Les israéliens tiennent à la transparence de leur opération puisqu’ils ont convié les Ambassadeurs occidentaux en poste en Israël à se rendre à Ashdod pour assister à l’ouverture des conteneurs d’armes du Victoria. Les services secrets, qui suivaient ce navire depuis plusieurs jours, sont convaincus que les armes étaient destinées au Hamas et qu’il s’agit de matériel très sophistiqué. Ce transfert pouvait facilement s’opérer depuis que les nouvelles autorités égyptiennes avaient décidé de la réouverture de la frontière de Gaza à Rafah. Le port d’El Arish permettait par ailleurs une proximité avec les tunnels de contrebande.
Cependant il semble bien que les égyptiens veillent à ne pas laisser des transferts d’armement s’effectuer contre leur volonté. Des responsables sécuritaires israéliens confirment que les forces armées égyptiennes ont saisi cinq véhicules transportant des armes en provenance du Soudan destinées à la bande de Gaza. Les véhicules ont été interceptés dimanche en territoire égyptien, près de la frontière avec le Soudan, après une fusillade qui a fait de nombreux blessés. Les camions transportaient de grandes quantités de mortiers, de lance-grenades, de fusils ainsi que des explosifs à destination du Hamas et de ses alliés d’Al-Qaeda au Sinaï.
Nuisance iranienne
Les israéliens ont toujours estimé que la capacité de nuisance des iraniens était mal évaluée par les occidentaux et ils ne perdent jamais l’occasion de démontrer les menées hasardeuses du régime des mollahs.
Les émeutes dans les pays arabes semblent revigorer un Iran qui avait subi durant ces derniers mois des déconvenues qui l’avaient décrédibilisé.
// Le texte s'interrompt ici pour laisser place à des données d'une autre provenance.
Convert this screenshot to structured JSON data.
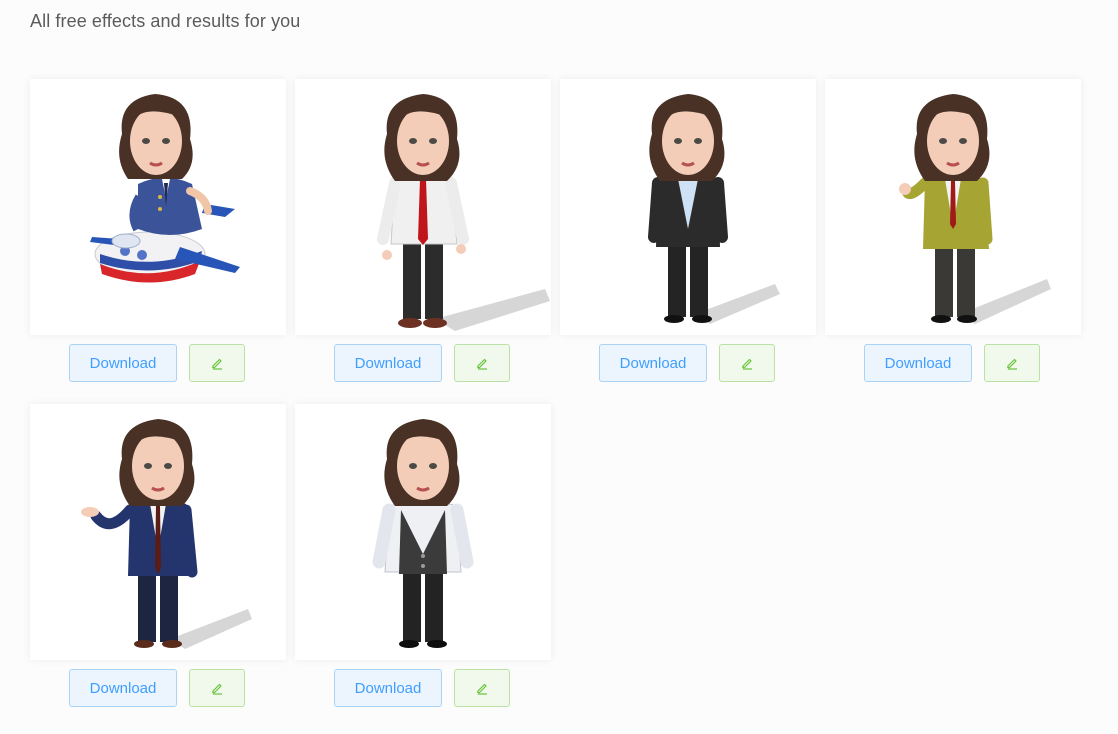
{
  "heading": "All free effects and results for you",
  "colors": {
    "download_text": "#409eff",
    "download_bg": "#ecf5fd",
    "download_border": "#a9d4f5",
    "edit_icon": "#67c23a",
    "edit_bg": "#f0f9eb",
    "edit_border": "#b9e2a4"
  },
  "cards": [
    {
      "effect": "pilot-on-airplane",
      "download_label": "Download",
      "edit_icon": "pencil-icon"
    },
    {
      "effect": "white-shirt-red-tie",
      "download_label": "Download",
      "edit_icon": "pencil-icon"
    },
    {
      "effect": "black-suit-blue-shirt",
      "download_label": "Download",
      "edit_icon": "pencil-icon"
    },
    {
      "effect": "olive-blazer-red-tie",
      "download_label": "Download",
      "edit_icon": "pencil-icon"
    },
    {
      "effect": "navy-suit-waving",
      "download_label": "Download",
      "edit_icon": "pencil-icon"
    },
    {
      "effect": "black-vest-white-shirt",
      "download_label": "Download",
      "edit_icon": "pencil-icon"
    }
  ]
}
L’épisode du virus Stuxnet contre les usines nucléaires iraniennes lui avait porté un sérieux coup. S’il n’est pas l’instigateur des soulèvements arabes, il semble bien qu’il veuille récupérer à son profit le mécontentement des émeutiers dont la majorité désorganisée est à la recherche d’une doctrine pour consolider sa révolution. Mais il ne perd pas de vue que sa cible principale reste Israël et qu’il peut compter sur la passivité actuelle des Etats-Unis pour parfaire l’encerclement militaire total d’Israël. En perturbant les axes maritimes voisins de l’Etat juif par la création d’une base maritime, il cherche à augmenter la charge de défense d’Israël dans un domaine où l’Etat juif était jusqu’alors le maitre dans la région. Il permettrait aussi un transfert d’armes de haute technologie par les voies maritimes à tous les protégés des iraniens. L’arraisonnement du Victoria donne un coup d’arrêt temporaire à ces projets.